Gerry Hickman wrote:
Edward wrote:
I have noticed increased memory usage with SeaMonkey, using the Fedora-supplied package, when listening to music either through YouTube or a web site, after it's been running for a while.

This could actually be something Linux is doing relating to the usage of memory, because I have seen the exact same issue occur with other web browsers, not just SeaMonkey.
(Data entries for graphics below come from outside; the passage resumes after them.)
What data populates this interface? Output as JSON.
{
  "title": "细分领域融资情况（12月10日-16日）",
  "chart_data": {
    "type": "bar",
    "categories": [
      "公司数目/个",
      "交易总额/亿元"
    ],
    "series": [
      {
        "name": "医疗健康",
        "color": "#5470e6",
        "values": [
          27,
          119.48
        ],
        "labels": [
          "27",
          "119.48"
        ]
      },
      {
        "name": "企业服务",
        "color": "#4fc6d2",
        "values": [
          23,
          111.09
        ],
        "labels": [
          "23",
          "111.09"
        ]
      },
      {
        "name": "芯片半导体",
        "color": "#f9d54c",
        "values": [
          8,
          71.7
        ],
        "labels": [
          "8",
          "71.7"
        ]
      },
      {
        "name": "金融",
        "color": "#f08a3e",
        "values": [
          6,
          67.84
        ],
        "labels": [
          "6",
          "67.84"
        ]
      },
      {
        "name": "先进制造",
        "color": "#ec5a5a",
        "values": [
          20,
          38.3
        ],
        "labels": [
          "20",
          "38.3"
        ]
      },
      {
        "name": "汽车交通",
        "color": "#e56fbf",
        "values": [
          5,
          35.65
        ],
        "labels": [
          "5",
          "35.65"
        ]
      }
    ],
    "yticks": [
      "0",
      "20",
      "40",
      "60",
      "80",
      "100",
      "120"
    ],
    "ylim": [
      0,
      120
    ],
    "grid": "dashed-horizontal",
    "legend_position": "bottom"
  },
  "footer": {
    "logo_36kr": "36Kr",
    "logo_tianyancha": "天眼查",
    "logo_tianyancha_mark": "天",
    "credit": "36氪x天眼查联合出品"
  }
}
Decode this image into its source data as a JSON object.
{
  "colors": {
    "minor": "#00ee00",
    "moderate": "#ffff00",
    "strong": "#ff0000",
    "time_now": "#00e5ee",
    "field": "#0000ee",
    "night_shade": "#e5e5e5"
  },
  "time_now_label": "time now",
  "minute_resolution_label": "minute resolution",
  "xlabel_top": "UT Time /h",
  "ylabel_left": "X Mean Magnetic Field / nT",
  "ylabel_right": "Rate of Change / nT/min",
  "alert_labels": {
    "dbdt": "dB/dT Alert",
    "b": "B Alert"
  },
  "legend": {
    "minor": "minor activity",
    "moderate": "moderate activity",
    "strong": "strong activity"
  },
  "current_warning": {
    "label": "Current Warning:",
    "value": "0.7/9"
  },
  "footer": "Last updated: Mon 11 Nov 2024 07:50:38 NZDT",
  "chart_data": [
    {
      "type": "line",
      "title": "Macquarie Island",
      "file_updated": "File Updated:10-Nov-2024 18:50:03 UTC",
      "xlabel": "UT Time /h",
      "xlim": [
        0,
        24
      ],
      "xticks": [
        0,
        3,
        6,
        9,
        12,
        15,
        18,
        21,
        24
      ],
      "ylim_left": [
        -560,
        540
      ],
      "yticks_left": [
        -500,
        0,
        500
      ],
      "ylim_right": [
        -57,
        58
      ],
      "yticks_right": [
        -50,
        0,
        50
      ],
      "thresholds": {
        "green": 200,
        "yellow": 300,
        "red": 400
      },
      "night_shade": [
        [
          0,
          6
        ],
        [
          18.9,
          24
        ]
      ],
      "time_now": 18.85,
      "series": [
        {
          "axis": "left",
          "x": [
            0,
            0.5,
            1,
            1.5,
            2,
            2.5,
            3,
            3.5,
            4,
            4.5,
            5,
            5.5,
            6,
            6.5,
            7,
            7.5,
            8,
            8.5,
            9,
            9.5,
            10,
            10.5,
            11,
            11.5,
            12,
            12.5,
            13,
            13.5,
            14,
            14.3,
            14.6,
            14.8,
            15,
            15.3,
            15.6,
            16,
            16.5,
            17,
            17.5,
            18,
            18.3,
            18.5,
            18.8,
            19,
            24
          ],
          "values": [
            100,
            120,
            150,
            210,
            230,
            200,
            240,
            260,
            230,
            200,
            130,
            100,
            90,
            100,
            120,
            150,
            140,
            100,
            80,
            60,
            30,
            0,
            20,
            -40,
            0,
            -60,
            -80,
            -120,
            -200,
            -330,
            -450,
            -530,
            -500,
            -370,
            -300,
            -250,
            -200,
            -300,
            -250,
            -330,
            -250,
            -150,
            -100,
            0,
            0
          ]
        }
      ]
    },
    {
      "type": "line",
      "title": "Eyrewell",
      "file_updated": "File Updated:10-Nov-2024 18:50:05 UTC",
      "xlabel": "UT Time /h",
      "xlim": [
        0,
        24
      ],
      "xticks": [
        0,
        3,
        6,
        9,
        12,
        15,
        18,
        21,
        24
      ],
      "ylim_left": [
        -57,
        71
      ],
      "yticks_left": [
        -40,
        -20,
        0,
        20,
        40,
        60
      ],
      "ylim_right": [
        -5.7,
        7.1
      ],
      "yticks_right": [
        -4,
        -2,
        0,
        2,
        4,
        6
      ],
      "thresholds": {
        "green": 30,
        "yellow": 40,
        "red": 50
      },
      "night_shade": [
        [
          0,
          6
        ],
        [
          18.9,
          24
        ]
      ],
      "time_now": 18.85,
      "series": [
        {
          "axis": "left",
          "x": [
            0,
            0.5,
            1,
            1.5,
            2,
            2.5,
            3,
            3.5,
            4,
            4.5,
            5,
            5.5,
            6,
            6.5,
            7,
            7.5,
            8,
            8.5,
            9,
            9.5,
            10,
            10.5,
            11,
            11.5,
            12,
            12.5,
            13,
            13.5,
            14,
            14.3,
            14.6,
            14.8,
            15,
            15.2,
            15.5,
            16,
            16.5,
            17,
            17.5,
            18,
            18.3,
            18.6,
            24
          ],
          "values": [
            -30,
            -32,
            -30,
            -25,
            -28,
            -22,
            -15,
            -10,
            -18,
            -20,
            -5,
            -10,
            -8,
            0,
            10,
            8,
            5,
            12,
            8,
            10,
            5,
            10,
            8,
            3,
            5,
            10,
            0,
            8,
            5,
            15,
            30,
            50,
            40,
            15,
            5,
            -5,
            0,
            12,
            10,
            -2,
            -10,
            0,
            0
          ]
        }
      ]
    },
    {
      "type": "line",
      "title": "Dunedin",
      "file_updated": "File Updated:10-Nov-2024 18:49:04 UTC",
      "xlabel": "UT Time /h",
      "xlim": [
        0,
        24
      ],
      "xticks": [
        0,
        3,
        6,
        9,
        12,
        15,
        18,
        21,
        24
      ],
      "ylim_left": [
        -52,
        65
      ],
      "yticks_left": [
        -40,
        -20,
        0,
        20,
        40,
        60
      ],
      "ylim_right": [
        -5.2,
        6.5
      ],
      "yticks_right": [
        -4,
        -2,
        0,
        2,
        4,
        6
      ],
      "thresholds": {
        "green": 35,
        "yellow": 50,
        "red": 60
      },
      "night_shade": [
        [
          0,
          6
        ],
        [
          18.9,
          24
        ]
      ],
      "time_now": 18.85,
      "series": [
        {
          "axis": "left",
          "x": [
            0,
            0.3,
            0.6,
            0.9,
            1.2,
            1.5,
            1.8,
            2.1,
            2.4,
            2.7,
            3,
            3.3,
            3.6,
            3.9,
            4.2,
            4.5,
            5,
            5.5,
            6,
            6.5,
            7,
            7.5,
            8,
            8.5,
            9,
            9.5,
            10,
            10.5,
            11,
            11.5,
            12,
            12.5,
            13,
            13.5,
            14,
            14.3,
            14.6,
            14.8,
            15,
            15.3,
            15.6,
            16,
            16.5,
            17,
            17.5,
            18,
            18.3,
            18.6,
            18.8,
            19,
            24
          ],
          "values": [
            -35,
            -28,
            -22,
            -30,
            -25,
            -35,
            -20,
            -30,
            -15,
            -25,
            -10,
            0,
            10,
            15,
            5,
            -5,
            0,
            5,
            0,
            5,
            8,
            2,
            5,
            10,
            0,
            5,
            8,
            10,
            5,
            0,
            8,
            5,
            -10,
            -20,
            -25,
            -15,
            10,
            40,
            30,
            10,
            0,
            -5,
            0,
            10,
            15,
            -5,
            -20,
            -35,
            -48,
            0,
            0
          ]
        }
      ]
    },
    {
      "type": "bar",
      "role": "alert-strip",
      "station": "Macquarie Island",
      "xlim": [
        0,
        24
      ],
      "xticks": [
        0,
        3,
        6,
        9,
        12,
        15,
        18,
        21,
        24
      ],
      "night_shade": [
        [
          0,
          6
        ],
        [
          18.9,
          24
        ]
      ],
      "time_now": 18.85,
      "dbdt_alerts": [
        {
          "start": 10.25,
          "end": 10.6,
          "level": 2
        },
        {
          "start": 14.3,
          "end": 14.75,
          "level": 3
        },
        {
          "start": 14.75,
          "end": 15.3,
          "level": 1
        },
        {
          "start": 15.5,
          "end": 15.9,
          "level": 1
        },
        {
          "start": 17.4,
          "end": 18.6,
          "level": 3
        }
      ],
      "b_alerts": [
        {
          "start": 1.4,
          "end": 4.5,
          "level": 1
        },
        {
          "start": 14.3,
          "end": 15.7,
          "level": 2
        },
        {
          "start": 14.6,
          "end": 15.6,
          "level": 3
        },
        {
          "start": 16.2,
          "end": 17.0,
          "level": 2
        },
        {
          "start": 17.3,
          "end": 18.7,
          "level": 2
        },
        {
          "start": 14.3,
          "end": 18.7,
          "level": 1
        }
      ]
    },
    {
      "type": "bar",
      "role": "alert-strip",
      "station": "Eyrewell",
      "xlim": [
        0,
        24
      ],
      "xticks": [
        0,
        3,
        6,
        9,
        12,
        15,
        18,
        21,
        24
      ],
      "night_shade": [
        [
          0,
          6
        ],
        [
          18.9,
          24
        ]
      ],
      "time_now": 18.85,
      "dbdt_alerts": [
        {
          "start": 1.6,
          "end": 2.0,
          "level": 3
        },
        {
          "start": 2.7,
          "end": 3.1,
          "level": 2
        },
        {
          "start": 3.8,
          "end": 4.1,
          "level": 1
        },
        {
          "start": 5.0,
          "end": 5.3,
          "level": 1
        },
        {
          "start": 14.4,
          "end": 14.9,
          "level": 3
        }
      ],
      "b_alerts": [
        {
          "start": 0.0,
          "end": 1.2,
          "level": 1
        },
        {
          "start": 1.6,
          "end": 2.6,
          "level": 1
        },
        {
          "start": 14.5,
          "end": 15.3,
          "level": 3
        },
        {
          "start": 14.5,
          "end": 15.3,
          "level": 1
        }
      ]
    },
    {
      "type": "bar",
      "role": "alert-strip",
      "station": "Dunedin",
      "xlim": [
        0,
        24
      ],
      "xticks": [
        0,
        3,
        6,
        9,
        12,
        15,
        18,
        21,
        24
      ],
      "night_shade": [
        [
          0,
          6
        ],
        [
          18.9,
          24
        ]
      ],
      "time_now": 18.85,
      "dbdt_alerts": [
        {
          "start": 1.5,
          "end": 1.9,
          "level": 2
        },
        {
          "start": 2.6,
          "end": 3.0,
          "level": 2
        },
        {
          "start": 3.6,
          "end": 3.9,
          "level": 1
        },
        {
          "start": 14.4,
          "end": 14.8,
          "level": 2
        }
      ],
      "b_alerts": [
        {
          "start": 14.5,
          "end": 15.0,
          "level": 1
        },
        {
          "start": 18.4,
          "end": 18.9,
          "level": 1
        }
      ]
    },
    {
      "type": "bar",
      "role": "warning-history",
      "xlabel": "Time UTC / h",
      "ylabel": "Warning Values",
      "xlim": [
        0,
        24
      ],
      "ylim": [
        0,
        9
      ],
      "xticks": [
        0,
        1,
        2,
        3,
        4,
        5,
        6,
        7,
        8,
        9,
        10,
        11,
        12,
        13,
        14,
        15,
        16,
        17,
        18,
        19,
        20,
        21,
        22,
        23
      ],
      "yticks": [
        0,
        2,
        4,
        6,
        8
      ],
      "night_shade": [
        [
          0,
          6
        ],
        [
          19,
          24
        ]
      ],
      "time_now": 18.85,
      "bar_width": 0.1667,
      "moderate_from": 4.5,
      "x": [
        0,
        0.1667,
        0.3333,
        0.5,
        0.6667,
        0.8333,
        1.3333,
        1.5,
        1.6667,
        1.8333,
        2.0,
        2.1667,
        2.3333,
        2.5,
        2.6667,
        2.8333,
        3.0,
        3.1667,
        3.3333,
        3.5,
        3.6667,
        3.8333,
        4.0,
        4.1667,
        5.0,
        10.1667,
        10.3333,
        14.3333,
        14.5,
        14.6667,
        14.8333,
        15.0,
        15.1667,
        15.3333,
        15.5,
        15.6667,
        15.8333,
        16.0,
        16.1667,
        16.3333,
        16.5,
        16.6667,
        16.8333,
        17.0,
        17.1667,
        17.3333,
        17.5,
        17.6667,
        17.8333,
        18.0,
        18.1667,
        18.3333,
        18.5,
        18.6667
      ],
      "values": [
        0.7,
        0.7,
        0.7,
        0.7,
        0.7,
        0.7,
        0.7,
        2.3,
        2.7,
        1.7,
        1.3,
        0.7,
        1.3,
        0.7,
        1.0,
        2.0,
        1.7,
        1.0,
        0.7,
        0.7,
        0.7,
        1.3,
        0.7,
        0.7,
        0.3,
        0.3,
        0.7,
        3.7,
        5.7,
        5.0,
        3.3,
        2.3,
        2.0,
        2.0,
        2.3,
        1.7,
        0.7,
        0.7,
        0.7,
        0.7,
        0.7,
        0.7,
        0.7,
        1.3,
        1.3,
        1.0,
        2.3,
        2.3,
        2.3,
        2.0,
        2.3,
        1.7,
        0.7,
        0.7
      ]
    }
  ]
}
After a while, the Swap partition becomes active, then there is a noticeable slowdown of the system.

Which Fedora Supplied package and which o/s distro, version?

On Linux, you should quickly be able to see who is using what, for example using "System Monitor" and then go to "Processes", sort by Memory with highest at the top.

You should see SeaMonkey at abnout 300MiB

Note the value from a cold start, then time how long before it reaches the value that you are concerned about.

It's unlikely listening to music would cause this, but the word "youtube" rings alarm bells as it's not "music", it's running hundreds of horrible JavaScripts launching hundreds of adverts and attacking your computer.

If you think it's music, trace the URL to the real music file (or stream) and run the same test again (outside of youtube).

I didn't even know youtube had music, I thought it was video.

Fedora 32, x86_64: seamonkey-2.53.3-3.fc32.x86_64

PID USER PR NI VIRT RES SHR S %CPU %MEM TIME+ COMMAND 4766 edward 20 0 3463452 625444 174552 S 2.7 16.6 7:08.80 seamonk+

The above is from 'top' as of right now. As I am not on YouTube right now and Swap isn't being used, there is /currently/ no slowdown in performance.

YouTube also has music. Some individual tracks from albums will also display a static video, it's usually the album cover for the duration of the track.


--
Netscape -> Mozilla Suite -> SeaMonkey. User, since 1997.